KU fan not ready to say ‘so long’ to foul tradition

Mary Burchill hopes to help resurrect a Kansas University tradition Saturday, but it will take the help of 16,299 fellow Jayhawk basketball fans.

Burchill, a KU basketball season-ticket holder since 1968, has compiled the words to the Wheaties jingle the pep band has played since 1971 after opposing players fouled out. A new NCAA rule bans the band from playing the song, so Burchill figures KU fans should sing it instead.

“The traditions are what make the game fun,” she said. “If they have the words, I have confidence students will do it. All it takes is a few to start to get it going.”

Burchill and Tom Stidham, who directs the basketball band, hope KU fans will pick up on the Wheaties lyrics for Saturday’s home game against Texas Tech, which tips off at 3 p.m.

The song originated in a 1971 Wheaties commercial starring NBA hall-of-famer Willis Reed. In the commercial, Stidham said, Reed missed a dunk because he didn’t eat his Wheaties.

Jim Barnes, who directed the pep band at the time, wrote an arrangement of the song, and KU fans sang along while waving the wheat. General Mills even sent Wheaties boxes to Houston for KU fans to wave during their team’s Final Four appearance that year.

Fans eventually stopped singing the words, but the band kept playing the song.

That stopped this year, when KU administrators told Stidham to heed an NCAA rule that says the band can play only before and after the game, at halftime and during timeouts — and not during other dead-ball situations.

Stidham contacted General Mills about getting the lyrics, but the company said an advertising agency handled the jingle and the words weren’t available.

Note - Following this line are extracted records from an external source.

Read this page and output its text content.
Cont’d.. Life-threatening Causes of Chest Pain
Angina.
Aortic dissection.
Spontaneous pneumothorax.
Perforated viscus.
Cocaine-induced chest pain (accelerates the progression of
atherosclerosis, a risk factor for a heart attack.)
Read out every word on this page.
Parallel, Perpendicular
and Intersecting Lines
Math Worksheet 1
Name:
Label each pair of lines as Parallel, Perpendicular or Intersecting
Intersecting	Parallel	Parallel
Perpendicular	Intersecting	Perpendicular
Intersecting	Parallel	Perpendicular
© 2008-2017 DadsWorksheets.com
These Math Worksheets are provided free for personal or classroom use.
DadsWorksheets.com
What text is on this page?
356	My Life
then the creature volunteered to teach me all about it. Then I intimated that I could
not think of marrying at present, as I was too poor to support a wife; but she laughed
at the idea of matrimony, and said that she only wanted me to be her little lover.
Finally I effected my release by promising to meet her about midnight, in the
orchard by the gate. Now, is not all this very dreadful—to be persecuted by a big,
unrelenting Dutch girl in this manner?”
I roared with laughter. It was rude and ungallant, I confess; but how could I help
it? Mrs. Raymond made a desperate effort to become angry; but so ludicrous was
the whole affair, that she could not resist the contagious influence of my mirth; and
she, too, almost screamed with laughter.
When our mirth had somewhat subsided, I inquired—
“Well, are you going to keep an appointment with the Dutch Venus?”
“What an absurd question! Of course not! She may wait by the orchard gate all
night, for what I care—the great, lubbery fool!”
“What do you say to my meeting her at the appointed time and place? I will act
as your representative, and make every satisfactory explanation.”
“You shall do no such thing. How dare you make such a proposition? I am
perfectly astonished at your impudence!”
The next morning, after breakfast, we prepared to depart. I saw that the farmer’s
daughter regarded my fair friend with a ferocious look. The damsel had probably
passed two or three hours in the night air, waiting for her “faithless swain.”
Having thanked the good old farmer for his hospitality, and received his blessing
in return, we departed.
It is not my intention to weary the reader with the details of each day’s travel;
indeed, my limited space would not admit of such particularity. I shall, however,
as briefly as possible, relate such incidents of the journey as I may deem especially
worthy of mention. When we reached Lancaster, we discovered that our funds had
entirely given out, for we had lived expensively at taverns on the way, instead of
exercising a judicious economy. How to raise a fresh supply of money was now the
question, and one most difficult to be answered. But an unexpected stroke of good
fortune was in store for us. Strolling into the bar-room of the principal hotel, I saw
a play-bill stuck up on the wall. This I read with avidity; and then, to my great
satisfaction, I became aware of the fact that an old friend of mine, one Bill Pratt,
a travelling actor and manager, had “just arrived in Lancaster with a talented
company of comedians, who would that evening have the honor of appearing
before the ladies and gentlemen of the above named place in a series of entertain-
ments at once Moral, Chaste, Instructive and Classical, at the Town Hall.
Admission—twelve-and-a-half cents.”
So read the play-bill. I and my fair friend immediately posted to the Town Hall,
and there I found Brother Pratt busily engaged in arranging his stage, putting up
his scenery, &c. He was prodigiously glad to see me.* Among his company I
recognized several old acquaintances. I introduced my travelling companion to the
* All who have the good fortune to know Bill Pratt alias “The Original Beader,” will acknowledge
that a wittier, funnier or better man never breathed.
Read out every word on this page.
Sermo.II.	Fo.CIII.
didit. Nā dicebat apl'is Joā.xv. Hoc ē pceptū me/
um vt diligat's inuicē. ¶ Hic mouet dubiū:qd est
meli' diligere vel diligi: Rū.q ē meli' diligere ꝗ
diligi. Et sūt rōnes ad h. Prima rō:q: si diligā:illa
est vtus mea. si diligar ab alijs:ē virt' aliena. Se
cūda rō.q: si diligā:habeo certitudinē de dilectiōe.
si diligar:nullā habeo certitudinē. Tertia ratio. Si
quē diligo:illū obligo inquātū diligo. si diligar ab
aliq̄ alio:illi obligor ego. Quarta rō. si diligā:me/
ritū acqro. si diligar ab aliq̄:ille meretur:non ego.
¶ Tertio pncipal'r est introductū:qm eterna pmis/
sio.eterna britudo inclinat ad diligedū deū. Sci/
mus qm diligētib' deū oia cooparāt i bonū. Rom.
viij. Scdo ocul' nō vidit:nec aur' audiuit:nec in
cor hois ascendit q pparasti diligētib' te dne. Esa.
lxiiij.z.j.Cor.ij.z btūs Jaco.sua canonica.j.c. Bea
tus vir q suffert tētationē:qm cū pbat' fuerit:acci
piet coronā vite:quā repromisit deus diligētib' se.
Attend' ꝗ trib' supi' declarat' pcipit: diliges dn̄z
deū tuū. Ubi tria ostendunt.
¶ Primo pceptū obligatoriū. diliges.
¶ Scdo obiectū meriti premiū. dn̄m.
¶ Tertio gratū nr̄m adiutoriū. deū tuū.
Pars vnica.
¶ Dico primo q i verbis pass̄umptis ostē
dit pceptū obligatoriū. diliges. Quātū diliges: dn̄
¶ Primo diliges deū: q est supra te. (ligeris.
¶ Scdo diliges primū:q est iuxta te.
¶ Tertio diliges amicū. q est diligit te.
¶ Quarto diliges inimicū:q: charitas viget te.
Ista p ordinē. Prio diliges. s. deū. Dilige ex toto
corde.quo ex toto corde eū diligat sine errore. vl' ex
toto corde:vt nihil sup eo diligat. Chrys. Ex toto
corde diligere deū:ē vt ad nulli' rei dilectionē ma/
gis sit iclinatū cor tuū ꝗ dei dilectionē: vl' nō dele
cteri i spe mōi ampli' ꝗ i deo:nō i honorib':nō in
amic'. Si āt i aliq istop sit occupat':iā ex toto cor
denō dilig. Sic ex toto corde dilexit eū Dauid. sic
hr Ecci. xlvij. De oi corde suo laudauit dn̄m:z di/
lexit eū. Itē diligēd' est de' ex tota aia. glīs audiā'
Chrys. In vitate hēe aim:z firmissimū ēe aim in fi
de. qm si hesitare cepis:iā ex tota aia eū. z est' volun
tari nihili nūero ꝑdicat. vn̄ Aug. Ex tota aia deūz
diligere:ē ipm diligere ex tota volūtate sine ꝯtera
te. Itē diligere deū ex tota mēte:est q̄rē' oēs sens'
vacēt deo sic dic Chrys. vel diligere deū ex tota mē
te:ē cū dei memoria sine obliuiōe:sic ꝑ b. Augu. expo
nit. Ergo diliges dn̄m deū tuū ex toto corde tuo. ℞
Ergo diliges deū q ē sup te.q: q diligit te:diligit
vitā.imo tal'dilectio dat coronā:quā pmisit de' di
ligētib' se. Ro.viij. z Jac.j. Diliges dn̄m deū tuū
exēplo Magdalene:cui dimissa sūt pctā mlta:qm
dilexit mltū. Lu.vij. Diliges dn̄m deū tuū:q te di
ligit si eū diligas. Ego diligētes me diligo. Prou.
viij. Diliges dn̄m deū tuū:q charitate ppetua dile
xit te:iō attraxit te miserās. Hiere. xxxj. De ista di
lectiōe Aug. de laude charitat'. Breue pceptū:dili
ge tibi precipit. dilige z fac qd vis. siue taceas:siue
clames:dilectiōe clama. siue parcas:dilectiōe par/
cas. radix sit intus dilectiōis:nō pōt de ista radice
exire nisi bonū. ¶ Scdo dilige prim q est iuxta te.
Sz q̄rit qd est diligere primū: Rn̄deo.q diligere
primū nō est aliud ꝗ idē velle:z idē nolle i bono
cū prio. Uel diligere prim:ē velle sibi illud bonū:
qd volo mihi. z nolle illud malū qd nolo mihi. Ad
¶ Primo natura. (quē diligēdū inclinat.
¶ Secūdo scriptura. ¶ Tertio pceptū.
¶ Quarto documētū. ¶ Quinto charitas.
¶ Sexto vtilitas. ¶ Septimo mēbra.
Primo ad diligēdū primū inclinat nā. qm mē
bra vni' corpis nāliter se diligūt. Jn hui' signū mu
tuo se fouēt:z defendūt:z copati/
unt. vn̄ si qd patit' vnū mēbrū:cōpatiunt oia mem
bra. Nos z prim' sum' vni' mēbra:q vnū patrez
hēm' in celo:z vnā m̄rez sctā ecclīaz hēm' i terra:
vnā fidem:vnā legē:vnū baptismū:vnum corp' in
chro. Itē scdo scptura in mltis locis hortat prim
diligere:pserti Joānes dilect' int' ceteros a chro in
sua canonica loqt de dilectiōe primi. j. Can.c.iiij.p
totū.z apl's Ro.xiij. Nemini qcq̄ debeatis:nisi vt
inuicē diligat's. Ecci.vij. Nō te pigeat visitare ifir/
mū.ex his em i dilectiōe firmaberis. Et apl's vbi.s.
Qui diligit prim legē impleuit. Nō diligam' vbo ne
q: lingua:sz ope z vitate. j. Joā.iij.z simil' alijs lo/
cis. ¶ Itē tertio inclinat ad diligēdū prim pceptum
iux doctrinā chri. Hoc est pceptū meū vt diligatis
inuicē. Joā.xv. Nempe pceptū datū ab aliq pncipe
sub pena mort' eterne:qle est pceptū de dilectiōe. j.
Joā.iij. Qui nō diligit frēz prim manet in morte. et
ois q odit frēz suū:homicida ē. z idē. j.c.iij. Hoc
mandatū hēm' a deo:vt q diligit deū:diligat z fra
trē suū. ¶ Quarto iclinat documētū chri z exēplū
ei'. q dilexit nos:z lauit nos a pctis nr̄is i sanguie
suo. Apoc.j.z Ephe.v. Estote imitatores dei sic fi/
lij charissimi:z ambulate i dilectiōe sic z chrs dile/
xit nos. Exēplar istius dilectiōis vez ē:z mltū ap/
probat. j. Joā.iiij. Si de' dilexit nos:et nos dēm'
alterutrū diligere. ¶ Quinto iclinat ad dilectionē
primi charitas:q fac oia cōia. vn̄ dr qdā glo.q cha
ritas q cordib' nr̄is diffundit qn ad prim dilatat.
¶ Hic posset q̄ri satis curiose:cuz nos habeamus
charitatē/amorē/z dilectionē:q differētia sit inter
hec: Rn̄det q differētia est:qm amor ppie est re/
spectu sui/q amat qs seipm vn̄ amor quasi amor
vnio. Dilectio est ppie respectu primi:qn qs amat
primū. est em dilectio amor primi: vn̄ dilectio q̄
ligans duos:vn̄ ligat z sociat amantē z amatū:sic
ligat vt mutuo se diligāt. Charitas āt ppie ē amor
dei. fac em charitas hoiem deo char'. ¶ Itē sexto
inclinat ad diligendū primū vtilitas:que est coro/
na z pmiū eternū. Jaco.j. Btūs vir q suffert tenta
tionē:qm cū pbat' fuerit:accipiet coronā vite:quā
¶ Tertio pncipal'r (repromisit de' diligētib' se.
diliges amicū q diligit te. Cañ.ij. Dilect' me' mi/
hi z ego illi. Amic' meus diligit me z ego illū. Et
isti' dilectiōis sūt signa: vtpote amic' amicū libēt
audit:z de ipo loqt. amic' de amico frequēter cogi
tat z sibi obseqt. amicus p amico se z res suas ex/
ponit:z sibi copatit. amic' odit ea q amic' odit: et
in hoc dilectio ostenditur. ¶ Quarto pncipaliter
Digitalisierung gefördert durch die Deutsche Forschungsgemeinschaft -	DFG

So Burchill, who has been compiling information for a book about KU basketball traditions, and several other KU fans put their minds together to recall the words of a song they hadn’t sung in 30 years.

“They’re very close to perfect, if not perfect,” Burchill said.

Stidham plans to direct the crowd in the Wheaties song to make sure everyone sings together.

“That’s definitely the hard part,” he said. “To get it to really work, I’d have to be the one to kick it off. It’ll be important to really do it together.”

Mary Burchill displays her Wheaties cereal box that is signed by members of the 1971 Kansas University men's basketball team. Burchill has compiled the words to the Wheaties jingle the pep band had played when opposing players fouled out. A new NCAA rule bans the band from playing the song, so Burchill figures KU fans should sing it instead.

Here are the lyrics to the Wheaties jingle, as compiled by Mary Burchill.”So long, you didn’t have your Wheaties.So long, we hate to see you go.Too bad, you didn’t have your Wheaties.So sad, you didn’t win the game.”